Int J Radiat Oncol Biol Phys. 2023 Oct 22:S0360-3016(23)08008-2. doi: 10.1016/j.ijrobp.2023.10.004. Online ahead of print.
ABSTRACT
PURPOSE: To compare anatomical and functional dose-volume parameters as predictors of acute radiation-induced lung toxicity (RILT) in patients with lung tumors treated with stereotactic body radiation therapy (SBRT).
MATERIALS AND METHODS: 59 patients treated with SBRT were prospectively included. All patients underwent Gallium-68 lung perfusion PET/CT imaging before treatment.

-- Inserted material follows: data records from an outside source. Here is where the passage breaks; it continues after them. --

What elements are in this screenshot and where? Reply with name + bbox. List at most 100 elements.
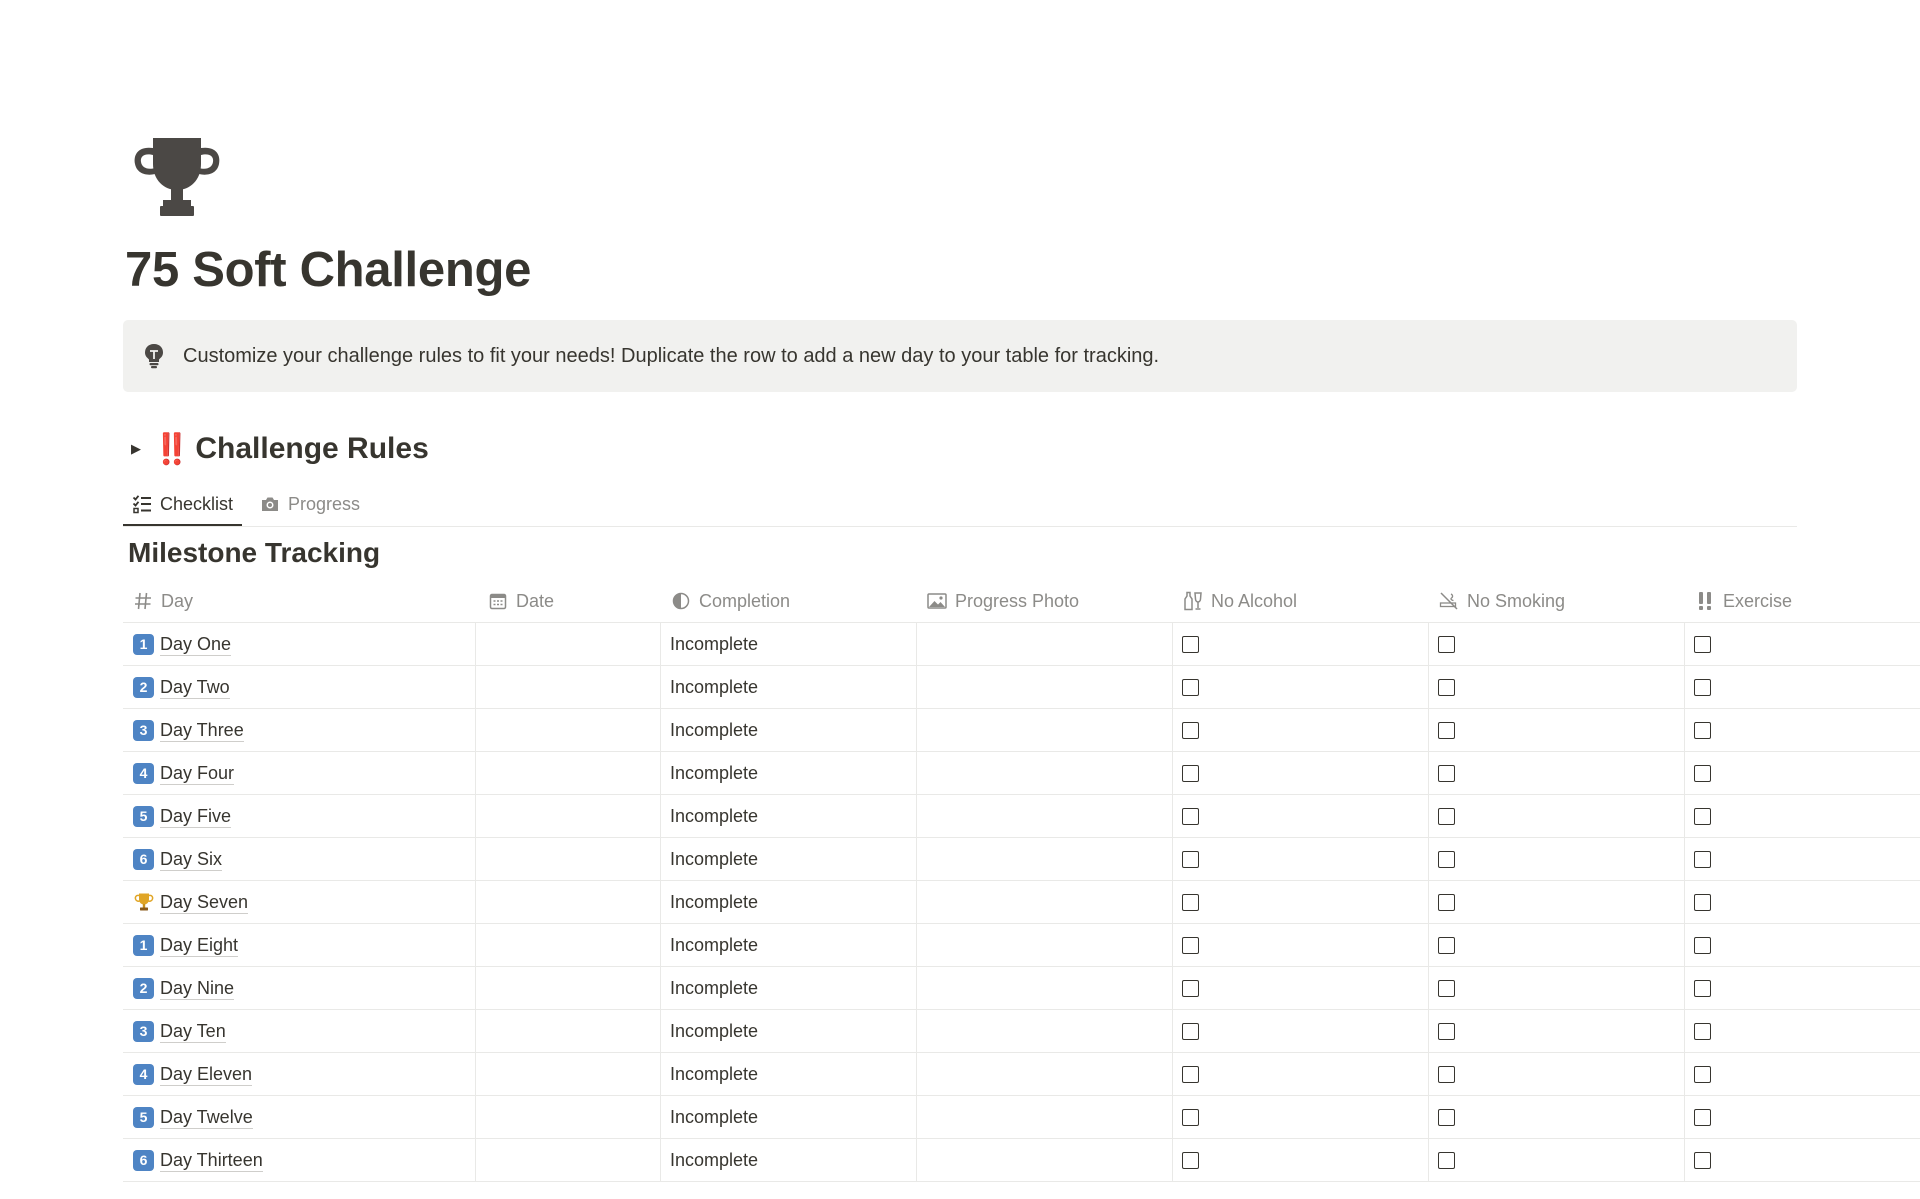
progress-photo-cell[interactable] [926, 924, 1166, 966]
trophy-icon[interactable] [129, 130, 225, 226]
no-smoking-checkbox[interactable] [1438, 979, 1455, 997]
no-smoking-checkbox[interactable] [1438, 893, 1455, 911]
no-smoking-checkbox[interactable] [1438, 1022, 1455, 1040]
day-cell[interactable]: 4 Day Four [133, 752, 235, 794]
table-row[interactable]: 6 Day Thirteen Incomplete [123, 1139, 1920, 1182]
day-name-link[interactable]: Day Five [160, 805, 232, 828]
no-alcohol-checkbox[interactable] [1182, 721, 1199, 739]
day-cell[interactable]: 5 Day Five [133, 795, 232, 837]
column-header-progress-photo[interactable]: Progress Photo [927, 580, 1079, 622]
progress-photo-cell[interactable] [926, 623, 1166, 665]
no-smoking-checkbox[interactable] [1438, 721, 1455, 739]
day-name-link[interactable]: Day Three [160, 719, 244, 742]
day-cell[interactable]: Day Seven [133, 881, 249, 923]
day-name-link[interactable]: Day Six [160, 848, 223, 871]
no-alcohol-checkbox[interactable] [1182, 635, 1199, 653]
toggle-title[interactable]: Challenge Rules [195, 432, 428, 466]
column-header-day[interactable]: Day [133, 580, 193, 622]
table-row[interactable]: 3 Day Ten Incomplete [123, 1010, 1920, 1053]
no-alcohol-checkbox[interactable] [1182, 678, 1199, 696]
no-alcohol-checkbox[interactable] [1182, 807, 1199, 825]
no-smoking-checkbox[interactable] [1438, 936, 1455, 954]
no-alcohol-checkbox[interactable] [1182, 979, 1199, 997]
no-smoking-checkbox[interactable] [1438, 764, 1455, 782]
day-name-link[interactable]: Day Two [160, 676, 230, 699]
day-cell[interactable]: 1 Day Eight [133, 924, 239, 966]
no-smoking-checkbox[interactable] [1438, 1151, 1455, 1169]
no-alcohol-checkbox[interactable] [1182, 893, 1199, 911]
no-smoking-checkbox[interactable] [1438, 635, 1455, 653]
no-alcohol-checkbox[interactable] [1182, 850, 1199, 868]
progress-photo-cell[interactable] [926, 1139, 1166, 1181]
progress-photo-cell[interactable] [926, 1096, 1166, 1138]
exercise-checkbox[interactable] [1694, 721, 1711, 739]
day-name-link[interactable]: Day Twelve [160, 1106, 253, 1129]
table-row[interactable]: 3 Day Three Incomplete [123, 709, 1920, 752]
tab-checklist[interactable]: Checklist [123, 484, 243, 526]
day-cell[interactable]: 6 Day Six [133, 838, 223, 880]
exercise-checkbox[interactable] [1694, 678, 1711, 696]
day-name-link[interactable]: Day One [160, 633, 232, 656]
database-title[interactable]: Milestone Tracking [128, 537, 380, 569]
day-name-link[interactable]: Day Eleven [160, 1063, 253, 1086]
day-cell[interactable]: 5 Day Twelve [133, 1096, 253, 1138]
progress-photo-cell[interactable] [926, 709, 1166, 751]
progress-photo-cell[interactable] [926, 752, 1166, 794]
table-row[interactable]: 2 Day Two Incomplete [123, 666, 1920, 709]
table-row[interactable]: 5 Day Five Incomplete [123, 795, 1920, 838]
day-name-link[interactable]: Day Seven [160, 891, 249, 914]
exercise-checkbox[interactable] [1694, 1108, 1711, 1126]
day-cell[interactable]: 2 Day Nine [133, 967, 235, 1009]
exercise-checkbox[interactable] [1694, 850, 1711, 868]
progress-photo-cell[interactable] [926, 795, 1166, 837]
day-name-link[interactable]: Day Ten [160, 1020, 226, 1043]
no-smoking-checkbox[interactable] [1438, 1108, 1455, 1126]
no-alcohol-checkbox[interactable] [1182, 764, 1199, 782]
progress-photo-cell[interactable] [926, 881, 1166, 923]
day-name-link[interactable]: Day Thirteen [160, 1149, 263, 1172]
tab-progress[interactable]: Progress [251, 484, 369, 524]
progress-photo-cell[interactable] [926, 666, 1166, 708]
day-cell[interactable]: 3 Day Three [133, 709, 244, 751]
progress-photo-cell[interactable] [926, 1053, 1166, 1095]
exercise-checkbox[interactable] [1694, 893, 1711, 911]
exercise-checkbox[interactable] [1694, 936, 1711, 954]
day-cell[interactable]: 1 Day One [133, 623, 232, 665]
table-row[interactable]: 5 Day Twelve Incomplete [123, 1096, 1920, 1139]
day-cell[interactable]: 2 Day Two [133, 666, 230, 708]
exercise-checkbox[interactable] [1694, 1065, 1711, 1083]
column-header-no-alcohol[interactable]: No Alcohol [1183, 580, 1297, 622]
column-header-exercise[interactable]: Exercise [1695, 580, 1792, 622]
table-row[interactable]: 4 Day Four Incomplete [123, 752, 1920, 795]
progress-photo-cell[interactable] [926, 1010, 1166, 1052]
column-header-date[interactable]: Date [488, 580, 554, 622]
no-alcohol-checkbox[interactable] [1182, 936, 1199, 954]
progress-photo-cell[interactable] [926, 967, 1166, 1009]
table-row[interactable]: Day Seven Incomplete [123, 881, 1920, 924]
column-header-completion[interactable]: Completion [671, 580, 790, 622]
no-smoking-checkbox[interactable] [1438, 807, 1455, 825]
no-smoking-checkbox[interactable] [1438, 1065, 1455, 1083]
day-name-link[interactable]: Day Nine [160, 977, 235, 1000]
toggle-arrow-icon[interactable]: ▶ [131, 441, 153, 457]
day-cell[interactable]: 3 Day Ten [133, 1010, 226, 1052]
page-title[interactable]: 75 Soft Challenge [125, 242, 531, 298]
day-name-link[interactable]: Day Eight [160, 934, 239, 957]
no-alcohol-checkbox[interactable] [1182, 1065, 1199, 1083]
exercise-checkbox[interactable] [1694, 764, 1711, 782]
table-row[interactable]: 1 Day Eight Incomplete [123, 924, 1920, 967]
exercise-checkbox[interactable] [1694, 635, 1711, 653]
table-row[interactable]: 1 Day One Incomplete [123, 623, 1920, 666]
progress-photo-cell[interactable] [926, 838, 1166, 880]
column-header-no-smoking[interactable]: No Smoking [1439, 580, 1565, 622]
no-smoking-checkbox[interactable] [1438, 850, 1455, 868]
table-row[interactable]: 6 Day Six Incomplete [123, 838, 1920, 881]
exercise-checkbox[interactable] [1694, 1151, 1711, 1169]
exercise-checkbox[interactable] [1694, 979, 1711, 997]
no-alcohol-checkbox[interactable] [1182, 1151, 1199, 1169]
table-row[interactable]: 2 Day Nine Incomplete [123, 967, 1920, 1010]
no-alcohol-checkbox[interactable] [1182, 1022, 1199, 1040]
day-cell[interactable]: 6 Day Thirteen [133, 1139, 263, 1181]
no-alcohol-checkbox[interactable] [1182, 1108, 1199, 1126]
table-row[interactable]: 4 Day Eleven Incomplete [123, 1053, 1920, 1096]
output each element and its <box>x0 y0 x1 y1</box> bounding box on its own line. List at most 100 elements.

Mean lung dose (MLD) and volumes receiving xGy (VxGy, 5 to 30 Gy) were calculated in five lung volumes: the conventional anatomical volume (AV) delineated on CT images, three lung functional volumes defined on lung perfusion PET imaging (FV50%, FV70%, FV90%, i.e. the minimal volume containing 50%, 70% and 90% of the total activity within the AV), and a low functional volume (LFV = AV-FV90%). The primary endpoint of this analysis was grade ≥2 acute RILT at 3 months as assessed with NCI CTCAE v.5. Dose volume parameters in patients with and without acute RILT were compared. ROC curves assessing the ability of dose-volume parameters to discriminate between patients with and without acute RILT were generated and area under the curves (AUC) were calculated.
RESULTS: Out of the 59 patients, 10 (17%) had grade ≥2 acute RILT. The MLD and the VxGy in the AV and LFV were not statistically different in patients with and without acute RILT (p>0.05). All functional parameters were significantly higher in acute RILT patients (p<0.05). AUCs (CI 95%) for MLD AV, LFV, FV50%, FV70% and FV90% were 0.66 (0.46-0.85), 0.60 (0.39-0.80), 0.77 (0.63-0.91), 0.77 (0.64-0.91), 0.75 (0.58-0.91), respectively. AUCs for V20Gy AV, LFV, FV50%, FV70% and FV90% were 0.65 (0.44-0.87), 0.64 (0.46-0.83), 0.82 (0.69-0.95), 0.81 (0.67-0.96), 0.75 (0.57-0.94), respectively.
CONCLUSION: The predictive value of PET perfusion-based functional parameters outperforms the standard CT-based dose-volume parameters for the risk of grade ≥2 acute RILT. Functional parameters could be useful to guide radiotherapy planning to reduce the risk of acute RILT.